If you’re Sabonis, it can feel like a slap in the face to a guy who put in a lot of sweat and passion for the franchise. That’s what Sabonis sounded like in this quote, via Scott Agnes of The Athletic.

The Pacers are not talking about the report, which started with the well connected and reliable Sam Amick at The Athletic.

Pacers’ brass needs to talk about this with Sabonis (and likely already have, behind closed doors). If the Pacers trade him, it’s likely not until after Dec. 15 at the earliest (when most players signed this summer can be included in a deal) and probably closer to the February trade deadline. That’s a lot of season to play out, and Sabonis remains a vital part of the Indiana rotation.

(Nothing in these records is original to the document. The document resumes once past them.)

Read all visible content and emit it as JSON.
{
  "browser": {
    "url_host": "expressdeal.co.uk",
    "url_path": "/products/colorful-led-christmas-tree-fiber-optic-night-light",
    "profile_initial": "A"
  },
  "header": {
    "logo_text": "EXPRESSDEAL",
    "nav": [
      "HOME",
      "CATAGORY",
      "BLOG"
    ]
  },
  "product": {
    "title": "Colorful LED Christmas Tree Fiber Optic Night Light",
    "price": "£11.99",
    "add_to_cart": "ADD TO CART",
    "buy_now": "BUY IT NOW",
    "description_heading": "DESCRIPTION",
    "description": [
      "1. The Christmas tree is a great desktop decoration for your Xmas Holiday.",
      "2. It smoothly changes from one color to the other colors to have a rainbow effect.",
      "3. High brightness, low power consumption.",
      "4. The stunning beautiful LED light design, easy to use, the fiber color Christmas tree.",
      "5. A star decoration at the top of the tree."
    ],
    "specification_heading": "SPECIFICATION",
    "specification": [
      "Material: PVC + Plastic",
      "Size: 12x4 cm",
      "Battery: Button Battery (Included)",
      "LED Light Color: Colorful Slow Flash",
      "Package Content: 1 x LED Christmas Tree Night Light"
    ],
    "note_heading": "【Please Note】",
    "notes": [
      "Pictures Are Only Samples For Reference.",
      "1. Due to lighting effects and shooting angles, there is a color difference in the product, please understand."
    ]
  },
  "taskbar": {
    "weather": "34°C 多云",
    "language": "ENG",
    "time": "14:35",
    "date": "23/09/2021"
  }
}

There is likely to be a lot of interest in Sabonis on the market. However, because he’s a center (a position teams are careful not to overspend on in today’s market) and in the last year of his rookie deal — meaning he becomes a restricted free agent next summer and gets more expensive — teams are not going to overpay for him. Right now the Pacers are asking for too much and interested teams are lowballing their offers. The sides will meet in the middle.

That middle could shift if Sabonis has a rough start to the season. Both sides need him to play well and feel comfortable, whatever is going on with the business side of his contract.